There's been a growing trend of content on YouTube that pretends to be kid-friendly, but is anything but. There have also been reports of content creators with incredibly questionable content that some feel borders on child abuse, as reported by Buzzfeed. Google has been trying to manage this dual problem by targeting disturbing videos, but now it's planning to do even more (which makes a ton of sense given the accusations). According to a blog post, the company wants to toughen up it's approach to manage this issue with policies like applying community guidelines more quickly and strictly, removing ads from the disturbing videos, blocking inappropriate comments on videos featuring minors, giving creators of family-friendly content more guidance and continuing to listen to experts when content is too nuanced for a simple decision.
Google's Johanna Wright explains in a blog post that these changes to enforcement "will take shape over the weeks and months ahead as we work to tackle this evolving challenge." The company has expanded its enforcement guidelines for removing child-endangering content that features minors, even when that isn't the uploader's intent. Wright says that Google terminated more than 50 channels and removed thousands of videos over the past week using the new guidelines. The company has also created policies that will age-restrict videos that have kid-friendly characters dealing with mature themes or adult humor. It's finding these videos with the help of machine learning and automated tools, which then can escalate issues to human reviewers.

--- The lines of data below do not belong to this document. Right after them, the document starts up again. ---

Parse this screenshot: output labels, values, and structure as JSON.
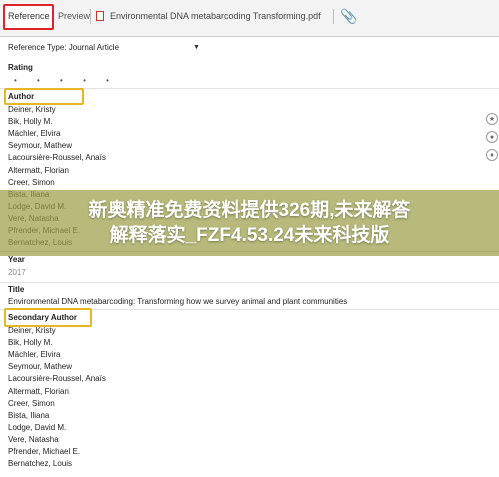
{
  "tabs": {
    "reference": "Reference",
    "preview": "Preview",
    "attachment": "Environmental DNA metabarcoding  Transforming.pdf"
  },
  "reference_type": "Reference Type:  Journal Article",
  "rating": {
    "label": "Rating",
    "dots": "• • • • •"
  },
  "author": {
    "label": "Author",
    "names": [
      "Deiner, Kristy",
      "Bik, Holly M.",
      "Mächler, Elvira",
      "Seymour, Mathew",
      "Lacoursière-Roussel, Anaïs",
      "Altermatt, Florian",
      "Creer, Simon",
      "Bista, Iliana",
      "Lodge, David M.",
      "Vere, Natasha",
      "Pfrender, Michael E.",
      "Bernatchez, Louis"
    ]
  },
  "year": {
    "label": "Year",
    "value": "2017"
  },
  "title": {
    "label": "Title",
    "value": "Environmental DNA metabarcoding: Transforming how we survey animal and plant communities"
  },
  "secondary_author": {
    "label": "Secondary Author",
    "names": [
      "Deiner, Kristy",
      "Bik, Holly M.",
      "Mächler, Elvira",
      "Seymour, Mathew",
      "Lacoursière-Roussel, Anaïs",
      "Altermatt, Florian",
      "Creer, Simon",
      "Bista, Iliana",
      "Lodge, David M.",
      "Vere, Natasha",
      "Pfrender, Michael E.",
      "Bernatchez, Louis"
    ]
  },
  "overlay": {
    "line1": "新奥精准免费资料提供326期,未来解答",
    "line2": "解释落实_FZF4.53.24未来科技版"
  },
  "side_icons": [
    "author-lookup-icon",
    "author-network-icon",
    "author-group-icon"
  ],
  "colors": {
    "reference_highlight": "#d8262b",
    "field_highlight": "#e6b623",
    "overlay": "#9ba046"
  }
}
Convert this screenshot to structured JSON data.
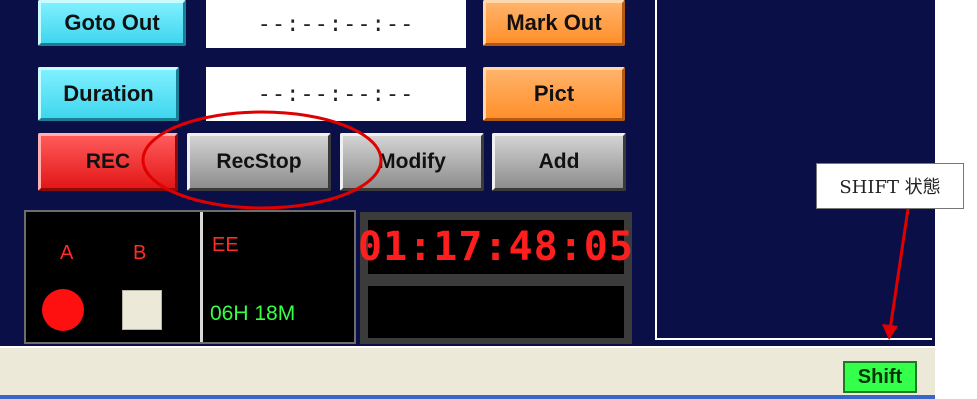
{
  "editor": {
    "goto_out_label": "Goto Out",
    "goto_out_value": "--:--:--:--",
    "mark_out_label": "Mark Out",
    "duration_label": "Duration",
    "duration_value": "--:--:--:--",
    "pict_label": "Pict",
    "buttons": {
      "rec": "REC",
      "recstop": "RecStop",
      "modify": "Modify",
      "add": "Add"
    }
  },
  "status_panel": {
    "channel_a": "A",
    "channel_b": "B",
    "mode": "EE",
    "remaining": "06H 18M"
  },
  "timecode": {
    "display": "01:17:48:05"
  },
  "statusbar": {
    "shift_label": "Shift"
  },
  "annotation": {
    "callout_text": "SHIFT 状態"
  },
  "colors": {
    "app_background": "#0b0f48",
    "accent_cyan": "#3fd6ee",
    "accent_orange": "#ff8f2b",
    "rec_red": "#e31717",
    "shift_green": "#34ff4a",
    "timecode_red": "#ff1e1e",
    "annotation_red": "#e00000"
  }
}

Since June, Google has removed ads from three million videos that violated updated rules for advertisements in videos that contain family entertainment characters that engage in "violent, offensive or otherwise inappropriate behavior," even if its done for humor or satire. The company promises to take an aggressive stance against nasty comments on videos that feature minors, as well. Google also knows that there is a lot of gray area in applying its stricter rules and policies, so will continue to work with media experts and "Trusted Flaggers" to make sure that appropriate videos that somehow trip the filters won't just be deleted, like a video of adults dressed as popular family characters at a comic-book convention.